Can anyone help me figure out what is going wrong here?
Thanks!
Hi @kmshannon
Have you tried to put a ".*" at the end of the RegEx, after your parsing groups?
Cheers,
Hi Thableaus,
Can you provide an example of what you mean? I have tried adding ".*" in a few different place in the Regex with no success. Also if you can direct me to somewhere that has all-encompassing Regex syntax, that would be helpful as well. I haven't been able to find a good source yet that explains what all the syntax items (\d, ., *, etc) mean.
Thanks!
Hi @kmshannon
When I read a .txt fixed file, I like to import a file layout. Here's what a flat file layout looks like:
<flatfile version="1"> <file path="C:\Users\MFrisch\Desktop\temp.asc" eoltype="crlf" /> <fields> <field name="Field1" type="String" length="1"/> <field name="Field2" type="Byte" length="3"/> <field name="Field3" type="Date" length="10"/> </fields> </flatfile>
I'll use a tool like Excel or Notepad++ to help me. If I construct the <Fields> values and paste them into a document named MyLayout.FLAT I can import that as part of the INPUT tool and create the right NAMES and filetypes.
Using excel's concatenate function, I can read an input list of fields and sizes and quickly construct the xml. Yes, i could do that in Alteryx. too.
Cheers,
Mark
Each row probably has a newline character, which is not covered by (.) itself. Dot means any character, but if you want to include "\n" (newline), you need to add a "?s" modifier (DOTALL mode).

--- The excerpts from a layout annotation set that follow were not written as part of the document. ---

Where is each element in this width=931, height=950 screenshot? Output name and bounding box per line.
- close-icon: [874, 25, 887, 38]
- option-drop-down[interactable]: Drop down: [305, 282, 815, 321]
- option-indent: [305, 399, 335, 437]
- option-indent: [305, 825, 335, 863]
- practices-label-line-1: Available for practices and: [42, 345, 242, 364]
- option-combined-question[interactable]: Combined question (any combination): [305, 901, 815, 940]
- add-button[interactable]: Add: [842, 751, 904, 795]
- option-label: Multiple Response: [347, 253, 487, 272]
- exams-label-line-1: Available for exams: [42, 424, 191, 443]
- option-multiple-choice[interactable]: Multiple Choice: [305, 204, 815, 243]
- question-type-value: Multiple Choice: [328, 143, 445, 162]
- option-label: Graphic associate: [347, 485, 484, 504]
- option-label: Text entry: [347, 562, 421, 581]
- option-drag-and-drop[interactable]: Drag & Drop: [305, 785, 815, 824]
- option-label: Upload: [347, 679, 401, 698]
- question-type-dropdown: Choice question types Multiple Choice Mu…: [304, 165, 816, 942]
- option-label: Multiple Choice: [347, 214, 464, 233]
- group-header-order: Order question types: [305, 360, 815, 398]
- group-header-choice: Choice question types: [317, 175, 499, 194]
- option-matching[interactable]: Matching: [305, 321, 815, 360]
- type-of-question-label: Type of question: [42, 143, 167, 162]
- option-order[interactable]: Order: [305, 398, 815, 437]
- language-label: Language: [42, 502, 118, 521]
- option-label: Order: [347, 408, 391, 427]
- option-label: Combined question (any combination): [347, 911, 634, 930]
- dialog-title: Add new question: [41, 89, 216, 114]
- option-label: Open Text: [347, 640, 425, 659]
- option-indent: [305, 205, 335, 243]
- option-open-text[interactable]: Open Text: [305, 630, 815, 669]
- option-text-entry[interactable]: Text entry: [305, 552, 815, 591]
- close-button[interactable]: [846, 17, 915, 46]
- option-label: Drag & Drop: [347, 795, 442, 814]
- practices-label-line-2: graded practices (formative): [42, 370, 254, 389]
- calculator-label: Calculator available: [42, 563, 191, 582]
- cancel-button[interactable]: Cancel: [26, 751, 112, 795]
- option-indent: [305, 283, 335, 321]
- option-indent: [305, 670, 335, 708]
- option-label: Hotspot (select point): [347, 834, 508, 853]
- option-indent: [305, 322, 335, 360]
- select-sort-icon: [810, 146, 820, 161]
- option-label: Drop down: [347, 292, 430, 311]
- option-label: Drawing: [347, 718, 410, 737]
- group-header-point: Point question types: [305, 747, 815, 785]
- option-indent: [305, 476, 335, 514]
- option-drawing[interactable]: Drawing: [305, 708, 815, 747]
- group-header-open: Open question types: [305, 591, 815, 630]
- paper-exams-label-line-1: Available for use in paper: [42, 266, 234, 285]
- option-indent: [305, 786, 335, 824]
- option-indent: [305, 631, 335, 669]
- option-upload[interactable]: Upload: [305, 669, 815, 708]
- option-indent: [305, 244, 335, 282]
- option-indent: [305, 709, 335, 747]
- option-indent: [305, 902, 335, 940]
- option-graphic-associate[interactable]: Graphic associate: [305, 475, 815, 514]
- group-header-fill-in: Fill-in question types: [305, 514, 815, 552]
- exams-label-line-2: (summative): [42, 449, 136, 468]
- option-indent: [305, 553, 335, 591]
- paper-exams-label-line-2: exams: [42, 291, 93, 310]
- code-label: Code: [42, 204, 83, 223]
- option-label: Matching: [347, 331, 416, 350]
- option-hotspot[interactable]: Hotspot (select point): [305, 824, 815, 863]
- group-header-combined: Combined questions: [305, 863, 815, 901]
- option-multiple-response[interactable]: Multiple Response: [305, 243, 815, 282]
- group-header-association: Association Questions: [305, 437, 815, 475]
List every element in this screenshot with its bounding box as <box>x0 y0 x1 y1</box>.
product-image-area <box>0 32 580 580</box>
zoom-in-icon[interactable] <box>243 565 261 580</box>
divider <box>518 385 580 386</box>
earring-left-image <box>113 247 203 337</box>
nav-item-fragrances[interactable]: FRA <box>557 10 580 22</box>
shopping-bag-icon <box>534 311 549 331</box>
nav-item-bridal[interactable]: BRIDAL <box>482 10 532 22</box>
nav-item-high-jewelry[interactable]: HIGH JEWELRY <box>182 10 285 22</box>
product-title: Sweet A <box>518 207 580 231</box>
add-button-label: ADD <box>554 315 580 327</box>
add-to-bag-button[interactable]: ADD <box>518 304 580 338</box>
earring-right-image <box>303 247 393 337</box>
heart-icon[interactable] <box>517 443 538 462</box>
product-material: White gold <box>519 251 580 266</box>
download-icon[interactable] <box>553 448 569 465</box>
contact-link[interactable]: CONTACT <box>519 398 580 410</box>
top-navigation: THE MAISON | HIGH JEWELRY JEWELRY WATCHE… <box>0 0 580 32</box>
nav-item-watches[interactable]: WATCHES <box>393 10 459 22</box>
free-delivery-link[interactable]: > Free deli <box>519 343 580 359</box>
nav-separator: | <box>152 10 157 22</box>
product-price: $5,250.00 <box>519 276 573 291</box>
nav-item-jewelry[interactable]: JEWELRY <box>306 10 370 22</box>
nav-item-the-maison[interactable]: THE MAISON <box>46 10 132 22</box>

I recommend this website and also the book "Mastering Regular Expressions" that covers the entire engine behind it.
Try to put ?s before your Regex and see what happens.
Cheers,
I converted the .dat file I was using to .xlsx, but am still getting the character truncation error. Can anyone explain what is happening here? I am trying to read in string records with whitespaces that are up to ~600 characters in length.
Hi @kmshannon
Could you please provide 1 row of your data?
It looks like your Regex is wrong.
it is trying to match .(any character) and then multiple spaces "\s"{n} in a sequence, which does not seem to be the case.
Cheers,
Thableaus,
A cleaned sample file is attached with two rows of data. The file has 24 columns of different, but known lengths. The lengths of each field (including empties) that I am trying to extract is as follows:
25
25
15
100
15
22
240
35
8
5
4
7
6
6
5
8
5
6
2
3
16
6
20
22
Let me know what you think the best approach is. I can't believe that Alteryx doesn't have a simpler way to parse .dat files based on field lengths.
Thanks